Two people, who were briefed on the meeting, told The Washington Post that Trump's question referred specifically to Haiti and African countries.
The White House responded not by denying Trump made those comments, but by reiterating his concern with the current immigration system:
Erm, are we calling this “shithole-gate?” Here's the WH's response: pic.twitter.com/pASDKx4Eji
— Brittany Shepherd (@blrshepherd) January 11, 2018
He was talking with lawmakers who had raised the potential for crafting an immigration deal that restored protections for immigrants from countries such as Haiti and El Salvador.
His comments came while the White House and congressional leaders negotiated an immigration reform package, which Democrats hoped would include legal protection for recipients of the Deferred Action for Childhood Arrivals program, which is known as DACA.
Trump, however, made clear that he wouldn't support DACA legislation that omitted funding for his coveted southern border wall.
The president also repeatedly called for an end to the diversity lottery system and chain migration, two immigration policies that he said allowed Sayfullo Saipov to enter the U.S. and bring in family members before he allegedly killed eight in a New York City truck attack.

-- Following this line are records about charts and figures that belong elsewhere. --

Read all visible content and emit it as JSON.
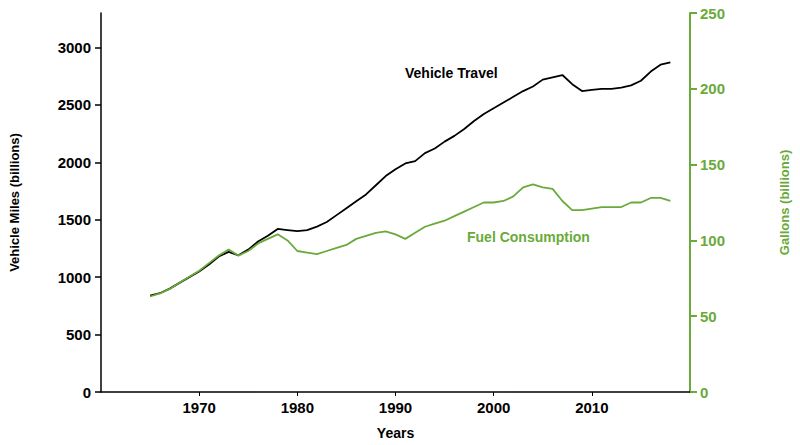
{
  "chart_data": {
    "type": "line",
    "x": [
      1965,
      1966,
      1967,
      1968,
      1969,
      1970,
      1971,
      1972,
      1973,
      1974,
      1975,
      1976,
      1977,
      1978,
      1979,
      1980,
      1981,
      1982,
      1983,
      1984,
      1985,
      1986,
      1987,
      1988,
      1989,
      1990,
      1991,
      1992,
      1993,
      1994,
      1995,
      1996,
      1997,
      1998,
      1999,
      2000,
      2001,
      2002,
      2003,
      2004,
      2005,
      2006,
      2007,
      2008,
      2009,
      2010,
      2011,
      2012,
      2013,
      2014,
      2015,
      2016,
      2017,
      2018
    ],
    "series": [
      {
        "name": "Vehicle Travel",
        "color": "#000000",
        "values": [
          840,
          860,
          900,
          950,
          1000,
          1050,
          1110,
          1180,
          1220,
          1190,
          1240,
          1310,
          1360,
          1420,
          1410,
          1400,
          1410,
          1440,
          1480,
          1540,
          1600,
          1660,
          1720,
          1800,
          1880,
          1940,
          1990,
          2010,
          2080,
          2120,
          2180,
          2230,
          2290,
          2360,
          2420,
          2470,
          2520,
          2570,
          2620,
          2660,
          2720,
          2740,
          2760,
          2680,
          2620,
          2630,
          2640,
          2640,
          2650,
          2670,
          2710,
          2790,
          2850,
          2870
        ]
      },
      {
        "name": "Fuel Consumption",
        "color": "#6aaa3a",
        "axis": "y2",
        "values": [
          63,
          65,
          68,
          72,
          76,
          80,
          85,
          90,
          94,
          90,
          93,
          98,
          101,
          104,
          100,
          93,
          92,
          91,
          93,
          95,
          97,
          101,
          103,
          105,
          106,
          104,
          101,
          105,
          109,
          111,
          113,
          116,
          119,
          122,
          125,
          125,
          126,
          129,
          135,
          137,
          135,
          134,
          126,
          120,
          120,
          121,
          122,
          122,
          122,
          125,
          125,
          128,
          128,
          126
        ]
      }
    ],
    "xlabel": "Years",
    "ylabel": "Vehicle Miles (billions)",
    "y2label": "Gallons (billions)",
    "xlim": [
      1960,
      2020
    ],
    "xticks": [
      1970,
      1980,
      1990,
      2000,
      2010
    ],
    "ylim": [
      0,
      3300
    ],
    "yticks": [
      0,
      500,
      1000,
      1500,
      2000,
      2500,
      3000
    ],
    "y2lim": [
      0,
      250
    ],
    "y2ticks": [
      0,
      50,
      100,
      150,
      200,
      250
    ],
    "grid": false
  }
}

During the Thursday meeting, Sen. Lindsey Graham (R-S.C.) and Sen. Dick Durbin (D-Ill.) suggested a 50 percent cut to the lottery program, but it's unclear whether Trump accepted that proposal.
While bipartisan groups of lawmakers meet to discuss a compromise, it's unclear whether Congress will produce a viable immigration reform package for Trump to sign.

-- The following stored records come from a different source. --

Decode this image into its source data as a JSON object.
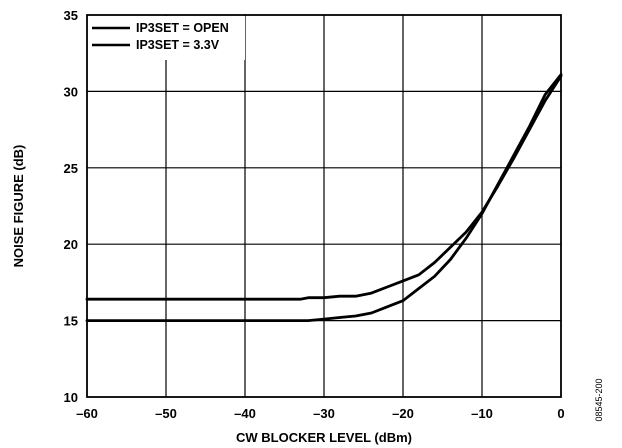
{
  "chart_data": {
    "type": "line",
    "title": "",
    "xlabel": "CW BLOCKER LEVEL (dBm)",
    "ylabel": "NOISE FIGURE (dB)",
    "xlim": [
      -60,
      0
    ],
    "ylim": [
      10,
      35
    ],
    "xticks": [
      -60,
      -50,
      -40,
      -30,
      -20,
      -10,
      0
    ],
    "yticks": [
      10,
      15,
      20,
      25,
      30,
      35
    ],
    "xtick_labels": [
      "–60",
      "–50",
      "–40",
      "–30",
      "–20",
      "–10",
      "0"
    ],
    "ytick_labels": [
      "10",
      "15",
      "20",
      "25",
      "30",
      "35"
    ],
    "grid": true,
    "legend_position": "top-left",
    "series": [
      {
        "name": "IP3SET = OPEN",
        "color": "#000000",
        "x": [
          -60,
          -50,
          -40,
          -35,
          -33,
          -32,
          -30,
          -28,
          -26,
          -24,
          -22,
          -20,
          -18,
          -16,
          -14,
          -12,
          -10,
          -8,
          -6,
          -4,
          -2,
          0
        ],
        "y": [
          16.4,
          16.4,
          16.4,
          16.4,
          16.4,
          16.5,
          16.5,
          16.6,
          16.6,
          16.8,
          17.2,
          17.6,
          18.0,
          18.8,
          19.8,
          20.8,
          22.1,
          23.8,
          25.6,
          27.5,
          29.4,
          31.0
        ]
      },
      {
        "name": "IP3SET = 3.3V",
        "color": "#000000",
        "x": [
          -60,
          -50,
          -40,
          -32,
          -30,
          -28,
          -26,
          -24,
          -22,
          -20,
          -18,
          -16,
          -14,
          -12,
          -10,
          -8,
          -6,
          -4,
          -2,
          0
        ],
        "y": [
          15.0,
          15.0,
          15.0,
          15.0,
          15.1,
          15.2,
          15.3,
          15.5,
          15.9,
          16.3,
          17.1,
          17.9,
          19.0,
          20.4,
          22.0,
          23.9,
          25.8,
          27.7,
          29.8,
          31.1
        ]
      }
    ]
  },
  "figure_id": "08545-200"
}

Graham previously voiced optimism that Trump could accomplish immigration reform, but, according to Rep. Joaquin Castro (D-Texas), the administration would likely face Democratic resistance.
In an interview on Sunday, Castro told MSNBC that “most” House Democrats would vote against an immigration package that funded a southern border wall.
Although the White House might not need Democratic support in a Republican-dominated Congress, press secretary Sarah Huckabee Sanders indicated on Thursday that the administration sought a compromise. “We're very focused on trying to make sure that happens,” she said of a deal.
Sanders clarified, however, that the president had “priorities,” likely a reference to his interest in border wall funding.
Editor's Note: This post has been updated to include the White House's response.